Le 9 septembre prochain, la Norvège pourrait élire son gouvernement le plus à droite depuis la Seconde Guerre mondiale. Mais la coalition menée par les conservateurs devra peut-être inclure le parti Fremskrittspartiet, ou Parti du progrès, considéré comme à l'extrême droite du spectre politique national. Une organisation qui a cependant perdu beaucoup d'attrait depuis l'attentat terroriste commis en 2011 par l'un de ses anciens membres, Anders Behring Breivik.

Le politologue norvégien Anders Ravik Jupskås s'intéresse de près aux partis de droite dans son pays. Nous l'avons joint à ses bureaux de l'Université d'Oslo.

Q: Les sondages placent la coalition centre droit en avance. Croyez-vous que ça reflètera le résultat des élections?

R: Les sondages ne disent pas tous la même chose, mais ils montrent généralement que le gouvernement actuel centre gauche va perdre ses élections. Il reste beaucoup d'inconnues, notamment concernant l'appui instable au Parti du progrès. Parfois, on lui accorde 12% des voix, parfois, c'est 20%. C'est difficile de prédire quel poids il aura dans la coalition.

Q: Les Norvégiens sont-ils insatisfaits de la gauche, du Parti travailliste, ou du premier ministre Jens Stoltenberg?

R: C'est une bonne question. Si on se compare aux autres pays de l'Europe, l'économie norvégienne s'en tire plutôt bien. Il semble que ce soit l'exemple typique où les électeurs veulent simplement voir de nouveaux visages.

Q: Le Parti du progrès (Fremskrittspartiet), qui pourrait faire partie de la coalition au pouvoir, est dépeint comme un parti d'extrême droite en Norvège. Quel est son programme?

R: En fait, c'est un parti d'extrême droite "modéré". Par exemple, quand la Suisse a voté pour interdire la construction de minarets il y a quelques années, le Parti du progrès a réagi en disant que les musulmans de Norvège devraient être libres de construire mosquées et minarets au pays. D'un côté, le parti met en garde les électeurs contre une islamisation du pays, mais de l'autre côté, il a des positions plus libérales que d'autres partis d'extrême droite. Il accepte que les homosexuels puissent adopter des enfants, et leur chef s'est publiquement dite "féministe" il y a quelques mois. C'est une extrême droite "moderne", si on veut. Un autre bon exemple: en 2009, nous avons sondé les membres du Parti pour savoir s'ils croyaient que l'immigration constitue une menace sérieuse à la culture norvégienne. Seulement la moitié des membres ont répondu par l'affirmative. Si vous posiez la même question aux membres du Front national en France ou à ceux du Parti du peuple au Danemark, à peu près 100% des membres auraient dit oui.
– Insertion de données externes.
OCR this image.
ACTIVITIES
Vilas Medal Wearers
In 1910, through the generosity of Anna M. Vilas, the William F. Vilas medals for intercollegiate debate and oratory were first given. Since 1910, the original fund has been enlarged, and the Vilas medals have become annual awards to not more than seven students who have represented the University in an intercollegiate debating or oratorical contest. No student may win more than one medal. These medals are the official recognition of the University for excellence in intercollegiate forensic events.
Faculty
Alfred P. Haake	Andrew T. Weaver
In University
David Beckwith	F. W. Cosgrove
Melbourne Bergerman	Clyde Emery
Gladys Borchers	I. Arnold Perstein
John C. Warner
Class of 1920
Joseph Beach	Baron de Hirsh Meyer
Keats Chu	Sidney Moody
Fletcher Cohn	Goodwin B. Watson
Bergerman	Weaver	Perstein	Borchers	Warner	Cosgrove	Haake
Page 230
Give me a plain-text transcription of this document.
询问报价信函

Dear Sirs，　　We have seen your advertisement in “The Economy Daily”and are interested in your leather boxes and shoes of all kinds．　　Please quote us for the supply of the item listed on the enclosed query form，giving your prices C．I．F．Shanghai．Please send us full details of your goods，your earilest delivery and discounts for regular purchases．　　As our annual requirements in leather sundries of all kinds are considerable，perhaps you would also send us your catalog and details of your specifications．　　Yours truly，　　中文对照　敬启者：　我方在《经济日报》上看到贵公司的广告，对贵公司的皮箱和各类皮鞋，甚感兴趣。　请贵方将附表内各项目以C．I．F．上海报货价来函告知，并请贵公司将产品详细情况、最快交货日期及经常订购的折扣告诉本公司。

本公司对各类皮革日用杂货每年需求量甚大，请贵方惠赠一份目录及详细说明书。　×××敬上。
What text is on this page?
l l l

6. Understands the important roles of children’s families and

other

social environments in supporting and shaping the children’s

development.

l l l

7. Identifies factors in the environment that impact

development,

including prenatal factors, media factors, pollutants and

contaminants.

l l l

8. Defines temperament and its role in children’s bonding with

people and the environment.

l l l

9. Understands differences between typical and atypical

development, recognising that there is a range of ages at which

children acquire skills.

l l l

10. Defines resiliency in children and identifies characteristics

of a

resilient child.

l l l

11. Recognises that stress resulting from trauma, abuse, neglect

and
Q: Dans ce cas, peut-on encore parler d'un parti d'extrême droite?

R: C'est une extrême droite modérée. Il met en parallèle le manque de soins aux personnes âgées et les avantages sociaux consentis aux immigrants. Il qualifie l'augmentation de l'immigration comme une menace pour l'État providence. Il utilise la rhétorique typique de la droite radicale, même s'il est plus modéré que d'autres partis du genre.

Q: Quels sont ses appuis chez les électeurs?

R: Le Parti du progrès était en seconde place après les élections de 2009. Mais à la suite des attentats du 22 juillet 2011 [l'auteur, Anders Breivik, était un ancien membre du parti], il a dégringolé dans les sondages. Fremskrittspartiet était considéré comme le plus crédible comme critique des politiques d'immigration, mais il n'y a plus vraiment d'électeurs à aller chercher en jouant cette carte. Les gens sont plus tolérants. Le parti doit trouver une nouvelle façon d'exprimer ses inquiétudes.

Q: La possibilité que le parti fasse partie du prochain gouvernement est-elle source d'inquiétude?

R: Pas vraiment. Bon, il s'agirait du gouvernement le plus à droite en Norvège depuis la Seconde Guerre mondiale. Il y a probablement des minorités qui s'inquiètent que la réunification des familles, par exemple, deviendrait plus difficile. Ou que la citoyenneté sera plus difficile à obtenir. Mais de toute façon, les conservateurs auront tellement de poids dans la coalition qu'ils ne permettront pas à Fremskrittspartiet d'avoir une influence démesurée sur les politiques d'immigration.